To do this project I created a small data set of “wall-eyed” random-dot autostereograms. There are other kinds of stereograms, that can be viewed in different ways, but I felt the random-dot ones would be slightly easier to decode. The basic premise is that for every small set of horizontal pixels there is a corresponding row of pixels some distance away. The distance between the matching rows segments is what your brain uses to get the depth map. The matching of the rows of pixels is periodic with a period related to the vergence distance you must view the image at. Figuring out the period of the image is easy, if you look at the image you can basically see columns of pixels. For most autostereograms there are usually between 6 and and 20 for a normal image, the horse image above has seven instances of the repeating patern. If you have an image that is 600 pixels wide, with about six columns, the pixel, or set of pixels at [0,0] will have a correspondence at roughly [100+d,0], where the value of d is the depth value.

BIRD

I baked up a naive algorithm in about 90 minutes and had an early prototype. The basic idea is that you iterate over the rows in the image, and for a small chunk of pixels in that row (roughly ten pixels) you search a window around where the correspondence should exist, and then record that value in a depth map. So for our example image 600 pixels wide, you would try to match pixels [0:10,0] with [100:110,0], [101:111,0] and so on until you found a decent match. For my first example I used the gray scale sum of absolute pixel differences. You could do a correlation, but I thought that the simple solution should suffice. It is worth noting that you can also move up to frequency space and do a multiplication of the spectra but that seemed like a lot of work. I googled a bit and found this example that does just that. That solution seems to get stronger edges, and work on a few different kinds of stereograms, but I would argue mine gets betters depth maps.

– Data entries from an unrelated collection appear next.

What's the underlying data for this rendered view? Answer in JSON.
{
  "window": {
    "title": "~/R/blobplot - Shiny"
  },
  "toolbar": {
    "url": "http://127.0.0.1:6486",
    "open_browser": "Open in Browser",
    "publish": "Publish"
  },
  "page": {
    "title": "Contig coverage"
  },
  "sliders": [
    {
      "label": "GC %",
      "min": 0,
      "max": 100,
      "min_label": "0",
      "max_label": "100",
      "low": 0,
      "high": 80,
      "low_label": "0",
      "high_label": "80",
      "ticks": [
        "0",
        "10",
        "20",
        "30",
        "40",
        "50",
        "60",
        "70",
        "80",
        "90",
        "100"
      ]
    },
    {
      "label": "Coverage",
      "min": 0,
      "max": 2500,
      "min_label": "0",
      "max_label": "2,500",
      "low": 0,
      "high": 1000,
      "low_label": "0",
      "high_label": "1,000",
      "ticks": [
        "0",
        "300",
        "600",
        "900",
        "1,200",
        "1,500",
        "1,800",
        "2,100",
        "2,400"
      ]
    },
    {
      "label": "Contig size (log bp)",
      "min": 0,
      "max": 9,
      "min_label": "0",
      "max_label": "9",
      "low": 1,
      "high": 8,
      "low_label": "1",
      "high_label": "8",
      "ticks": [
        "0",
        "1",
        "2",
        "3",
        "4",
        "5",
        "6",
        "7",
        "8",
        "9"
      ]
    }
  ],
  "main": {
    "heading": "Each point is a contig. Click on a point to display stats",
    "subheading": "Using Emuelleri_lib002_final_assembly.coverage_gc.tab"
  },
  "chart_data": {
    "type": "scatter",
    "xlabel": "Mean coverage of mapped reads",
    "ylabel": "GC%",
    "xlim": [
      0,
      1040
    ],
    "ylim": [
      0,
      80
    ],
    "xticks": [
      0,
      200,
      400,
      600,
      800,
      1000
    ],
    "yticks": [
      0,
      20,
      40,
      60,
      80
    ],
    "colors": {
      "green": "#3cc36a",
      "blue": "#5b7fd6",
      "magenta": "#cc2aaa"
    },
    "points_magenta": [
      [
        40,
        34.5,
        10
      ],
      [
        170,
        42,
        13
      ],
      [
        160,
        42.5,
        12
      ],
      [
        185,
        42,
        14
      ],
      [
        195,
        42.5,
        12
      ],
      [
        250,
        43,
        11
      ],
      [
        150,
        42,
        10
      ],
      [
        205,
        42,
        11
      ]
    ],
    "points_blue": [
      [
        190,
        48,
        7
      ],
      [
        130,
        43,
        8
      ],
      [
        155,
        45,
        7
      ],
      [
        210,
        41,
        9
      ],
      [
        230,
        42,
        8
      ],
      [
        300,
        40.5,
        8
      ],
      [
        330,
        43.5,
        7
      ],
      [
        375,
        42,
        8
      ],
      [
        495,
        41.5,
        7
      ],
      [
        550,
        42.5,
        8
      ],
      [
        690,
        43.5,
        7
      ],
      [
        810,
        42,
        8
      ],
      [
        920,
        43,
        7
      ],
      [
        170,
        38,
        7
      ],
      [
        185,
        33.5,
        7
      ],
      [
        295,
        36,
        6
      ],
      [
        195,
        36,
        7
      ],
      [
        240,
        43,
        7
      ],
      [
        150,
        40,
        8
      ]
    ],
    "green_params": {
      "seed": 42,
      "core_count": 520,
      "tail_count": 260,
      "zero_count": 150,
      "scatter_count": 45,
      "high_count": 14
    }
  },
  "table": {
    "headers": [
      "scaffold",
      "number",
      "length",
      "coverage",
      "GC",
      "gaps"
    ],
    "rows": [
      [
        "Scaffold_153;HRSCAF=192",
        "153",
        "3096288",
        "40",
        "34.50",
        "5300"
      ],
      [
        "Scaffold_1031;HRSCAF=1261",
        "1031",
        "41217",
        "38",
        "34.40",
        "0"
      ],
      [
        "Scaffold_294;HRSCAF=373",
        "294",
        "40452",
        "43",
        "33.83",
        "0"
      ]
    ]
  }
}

My first pass, using naive python looping worked but it was as slow as molasses in January. I decided to see if I could speed things up. The first speed hack I tried was to use an integral image. An integral image is an image where each pixel is the sum of the pixels above and to its left. Integral images are great if you want to calculate lots of different average values across an image really fast, and they are what makes Haar Cascades and face detection possible. In an integral image, once the integral is computed, the sum, and average of any area in the image can be computed with in just four look-ups, and three additions, which is a decent time savings. I modified my code and got maybe a 10-20% speed up (I didn’t bench mark it). Since the operations are done row-wise and each row is independent of the next one this algorithm is really well suited to parallelization. I decided to try my hand at doing some image processing using the python multiprocessing library. It took me about an hour to chunk out the code and get everything running, but it did improve performance significantly (a little less than 4x). I need to go back and refactor the code to deal with some bounds issues, which is causing the horizontal lines in the image, and perhaps use shared memory, but the results are well worth the effort. You can take a look at the code for yourself at this repo, I’ve put a gist of the code below for reference.

If I get some more time I want to see how much of a speed up Numba can get the naive implementation and possibly do some bench marking of the different approaches. I also need to remove the banding caused by the multiprocess “chunking.” The algorithms performance seems to be very dependent on the search window size so I would like to find a more robust way of determining the size of the search window, possibly by looking at low end of the FFT spectrum.